Mas, antes do prazo de cinco anos, o banco resolveu recontratar a PwC e aproveitou a prerrogativa da legislação, que permite às empresas voltar ao auditor anterior três anos após a mudança.
“O Brasil tem muitas coisas boas e originais como a jabuticaba, mas também tem coisas ruins e uma delas é o rodízio de auditoria”, disse o diretor jurídico, de auditoria e relações institucionais do Unibanco, Lucas Melo, ontem, no final de palestra sobre governança corporativa nas instituições financeiras, organizada pelo Instituto Brasileiro de Governança Corporativa (IBGC).
A posição de Melo agitou a até então bem-comportada platéia, composta por diretores de relações com investidores de empresas e auditores.
O tema está mais sensível do que nunca porque a Comissão de Valores Mobiliários (CVM) acaba de lembrar às empresas não-financeiras que o rodízio de auditorias entrou oficialmente em vigor terça-feira para esse ramo de atividade.
Francisco da Costa e Silva, presente no evento como representante dos minoritários no conselho de administração do Banco do Brasil (BB) e presidente da CVM que assinou a Instrução 308, de 1999, que introduziu o rodízio, protestou que o assunto tenha sido levantado bem no final do evento, encerrado em seguida pelo vice-presidente do IBGC, José Luiz Osório, também ex-presidente da CVM.
Melo explicou que é contra o rodízio de auditores pelo custo financeiro que acarreta para as empresas e complicações que gera. “Experimente fazer uma emissão de dívida subordinada no exterior com rodízio de auditorias”, exemplificou.
Para fazer qualquer lançamento de títulos no mercado internacional, disse, é necessário apresentar os balanços de três anos, acompanhados de parecer dos auditores. Conforme o ano da emissão, é necessário falar também com o auditor antigo.
“É uma questão de custos e de conhecimento da empresa também”, afirmou Melo, lembrando que o Unibanco tem 100 subsidiárias, que o auditor precisa conhecer.
No painel do IBGC sobre as instituições financeiras, representantes dos quatro bancos com capital aberto – além do BB e do Unibanco, Bradesco e Itaú – relataram o que haviam feito na área. O Itaú, disse o vice-presidente Henri Penchas, já fez o “máximo” e agora vai sedimentar o último movimento, que foi a criação do comitê de auditoria.

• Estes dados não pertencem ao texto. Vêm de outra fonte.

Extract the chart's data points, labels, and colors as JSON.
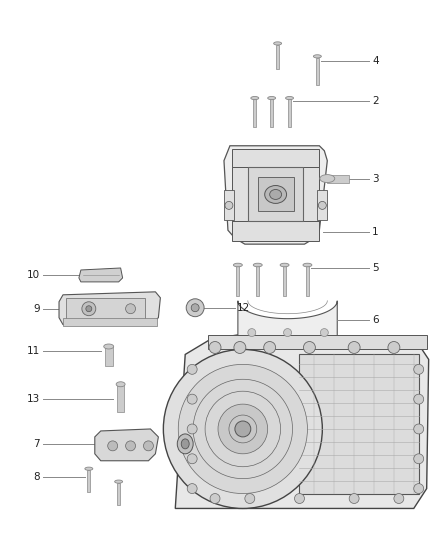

O diretor do Bradesco, Milton Varga, disse que o banco está avaliando a adoção do “market maker” e os requisitos para a entrada no nível 2 do Novo Mercado da Bolsa de Valores de São Paulo (Bovespa).
Um dos problemas que o Bradesco vê nas regras do nível 2 é a câmara de arbitragem, destinada a resolver questões entre as empresas e os acionistas minoritários.
Outros passos foram dados, como o direito dado ao minoritário de participar de ofertas de compra do controle (“tag along”), de 100% do valor em caso dos acionistas com ordinárias e de 80% aos portadores de preferenciais.